Some datasheets will tell you something to the effect of "operation in this area limited by package." Typically igbts, since the bond wires explode long before the die does.
The actual silicon inside a TO-247 STW20NK50Z (17 amp, 500v 0.230 ohms) is about 5mm by 3mm. it has two bond wires spaced about 2mm apart in the center. (i blew one up)
I don't remember how big the silicon die is inside an irfz44 but i seem to recall it being a 2mm square. I stopped using those a long time ago.
I'll crack one open tomorrow just to look at it.
I haven't looked into it yet but i don't believe the larger packages are cost effective if you are passively cooling them, reguardless if they are surface mounted to a circuit board.
take a look at these fets: IRFH5250DTR2PBF .99$ if >10 at newark 1.4 milliohms 25v
I don't believe that they have the same chip inside a more user friendly package, unfortunatly.
Its getting to the point where you don't even need heatsinks.
however as the silicon gets better you have to derate them to an extent.
if you compare the 20nk50 fets with the irfp450's you might expect to be able to run the first at much higher current.
but if your design sucked in the first place you're sure to burn the newer fets up because they both have the same avalance rating.
A Clipper will increase the life of the Classic... Or any other wind MPPT controller unless it just has a huge voltage headroom.

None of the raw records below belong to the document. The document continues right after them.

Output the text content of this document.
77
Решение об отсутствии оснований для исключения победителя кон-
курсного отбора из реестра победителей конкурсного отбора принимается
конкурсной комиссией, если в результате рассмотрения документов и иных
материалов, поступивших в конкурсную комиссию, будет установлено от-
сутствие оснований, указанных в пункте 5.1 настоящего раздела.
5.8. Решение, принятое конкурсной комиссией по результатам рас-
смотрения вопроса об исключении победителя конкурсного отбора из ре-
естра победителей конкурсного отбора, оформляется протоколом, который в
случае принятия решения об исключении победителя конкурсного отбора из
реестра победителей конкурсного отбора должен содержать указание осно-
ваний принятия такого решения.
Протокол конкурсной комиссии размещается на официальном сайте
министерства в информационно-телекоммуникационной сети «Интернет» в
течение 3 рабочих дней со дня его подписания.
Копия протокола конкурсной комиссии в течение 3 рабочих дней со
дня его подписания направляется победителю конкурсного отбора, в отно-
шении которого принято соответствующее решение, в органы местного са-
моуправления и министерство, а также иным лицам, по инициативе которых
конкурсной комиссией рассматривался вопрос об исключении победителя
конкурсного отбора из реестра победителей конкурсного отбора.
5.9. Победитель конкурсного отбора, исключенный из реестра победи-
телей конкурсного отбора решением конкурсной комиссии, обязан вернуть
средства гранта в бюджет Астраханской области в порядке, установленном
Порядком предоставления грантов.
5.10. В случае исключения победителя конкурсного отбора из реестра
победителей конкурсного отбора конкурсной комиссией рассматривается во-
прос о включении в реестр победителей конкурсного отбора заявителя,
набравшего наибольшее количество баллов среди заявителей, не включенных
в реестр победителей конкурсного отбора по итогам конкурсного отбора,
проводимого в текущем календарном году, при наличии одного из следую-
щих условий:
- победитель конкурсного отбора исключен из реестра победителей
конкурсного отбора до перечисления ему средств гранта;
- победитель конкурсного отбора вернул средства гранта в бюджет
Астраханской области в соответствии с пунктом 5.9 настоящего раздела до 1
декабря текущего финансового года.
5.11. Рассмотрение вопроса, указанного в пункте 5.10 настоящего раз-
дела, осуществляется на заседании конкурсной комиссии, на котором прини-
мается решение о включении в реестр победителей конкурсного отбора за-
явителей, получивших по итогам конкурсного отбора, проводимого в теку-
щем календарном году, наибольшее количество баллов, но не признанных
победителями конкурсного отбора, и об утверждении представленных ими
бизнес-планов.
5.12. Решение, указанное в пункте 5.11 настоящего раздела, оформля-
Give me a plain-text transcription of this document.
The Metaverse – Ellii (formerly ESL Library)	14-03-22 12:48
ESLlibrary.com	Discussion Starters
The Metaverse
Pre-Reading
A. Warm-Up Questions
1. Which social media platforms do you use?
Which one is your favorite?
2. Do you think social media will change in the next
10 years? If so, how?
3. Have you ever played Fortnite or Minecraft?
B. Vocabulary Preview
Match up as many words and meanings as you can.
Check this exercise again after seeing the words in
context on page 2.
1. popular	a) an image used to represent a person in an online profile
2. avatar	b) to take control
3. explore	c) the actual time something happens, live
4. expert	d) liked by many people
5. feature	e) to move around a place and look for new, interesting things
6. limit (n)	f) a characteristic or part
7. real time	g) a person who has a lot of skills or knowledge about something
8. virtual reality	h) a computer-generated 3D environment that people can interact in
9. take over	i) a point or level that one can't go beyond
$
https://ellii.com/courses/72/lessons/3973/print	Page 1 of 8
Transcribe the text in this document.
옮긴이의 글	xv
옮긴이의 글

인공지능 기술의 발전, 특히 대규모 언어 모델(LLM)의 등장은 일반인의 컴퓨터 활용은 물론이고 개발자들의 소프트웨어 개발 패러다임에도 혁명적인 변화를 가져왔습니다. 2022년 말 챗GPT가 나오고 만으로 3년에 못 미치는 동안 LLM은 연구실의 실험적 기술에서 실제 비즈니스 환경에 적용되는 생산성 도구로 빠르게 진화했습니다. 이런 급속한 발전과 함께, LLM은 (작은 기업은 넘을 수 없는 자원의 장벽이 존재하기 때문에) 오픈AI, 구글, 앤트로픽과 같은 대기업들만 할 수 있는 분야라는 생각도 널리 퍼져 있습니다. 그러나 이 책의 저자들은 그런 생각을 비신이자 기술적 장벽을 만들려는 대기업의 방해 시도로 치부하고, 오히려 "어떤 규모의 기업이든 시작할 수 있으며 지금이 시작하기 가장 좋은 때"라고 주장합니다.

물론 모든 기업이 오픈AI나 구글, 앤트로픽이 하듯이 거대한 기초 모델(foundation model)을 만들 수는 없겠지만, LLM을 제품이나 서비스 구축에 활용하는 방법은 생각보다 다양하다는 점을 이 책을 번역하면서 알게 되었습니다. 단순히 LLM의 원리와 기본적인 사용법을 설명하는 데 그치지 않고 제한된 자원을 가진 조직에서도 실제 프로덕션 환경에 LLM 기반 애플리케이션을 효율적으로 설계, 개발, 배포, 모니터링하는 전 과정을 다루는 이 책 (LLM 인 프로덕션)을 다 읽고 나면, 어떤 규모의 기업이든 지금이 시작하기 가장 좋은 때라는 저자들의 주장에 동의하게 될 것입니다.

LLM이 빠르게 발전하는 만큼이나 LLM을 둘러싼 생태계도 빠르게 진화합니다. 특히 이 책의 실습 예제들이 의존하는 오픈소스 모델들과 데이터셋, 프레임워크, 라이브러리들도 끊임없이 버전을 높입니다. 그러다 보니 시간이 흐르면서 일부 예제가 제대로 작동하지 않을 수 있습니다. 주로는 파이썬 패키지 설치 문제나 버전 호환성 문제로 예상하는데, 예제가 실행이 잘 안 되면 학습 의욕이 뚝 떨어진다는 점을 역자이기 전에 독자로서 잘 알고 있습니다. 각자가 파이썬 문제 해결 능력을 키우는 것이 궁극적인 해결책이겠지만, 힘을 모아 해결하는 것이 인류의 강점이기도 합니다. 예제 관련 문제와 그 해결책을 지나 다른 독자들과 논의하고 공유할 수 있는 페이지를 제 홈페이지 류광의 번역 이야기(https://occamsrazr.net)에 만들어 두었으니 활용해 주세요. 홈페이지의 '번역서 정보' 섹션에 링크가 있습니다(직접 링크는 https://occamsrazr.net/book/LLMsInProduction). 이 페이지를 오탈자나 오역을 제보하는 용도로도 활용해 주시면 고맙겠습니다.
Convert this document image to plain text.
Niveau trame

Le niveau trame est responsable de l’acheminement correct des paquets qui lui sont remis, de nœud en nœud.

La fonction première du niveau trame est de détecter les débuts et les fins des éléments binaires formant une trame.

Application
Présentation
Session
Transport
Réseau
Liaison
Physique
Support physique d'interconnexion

Some people can design and build their own clippers just fine... But some have had trouble. There are some important design and construction issues that have to be considered, such as inductance of the load resistors, mainly. Some times these problems aren't found out until it's too late.
It would be nice if folks on this forum can eventually come up with a less expensive and reliable working option for clippers. Choosing the proper load resistance and making sure that the load is not going to get too hot and disconnect (like a water heater) is very important. Resistors with good ratings and good cooling is also very important of course.
Anything that says "increase the life of" scares me.
There's only two things that limit lifetime: electrolytic capacitors and unknown variables.
The rest is predictable.. mtbf stuff.
If you're having issues with a pwm clipper that can't handle inductive resistors then you're doing it wrong.
Even if 10% of the power dumped into the resistor ends up back in the supply 10,000 times a second.. that's still only requires a 3 amp diode for every 30 amp igbt. one whole extra dollar.
Don't forget the 1-2 extra amp of rms current however, so you might need to stick an extra 99 cents of film capacitors on the dc bus.
Some of the diversion loads posted here don't even have caps for the recovery diodes to discharge into, so of course you will run into issues if the diversion load is located 4 feet from the batteries and you used inductive resistors.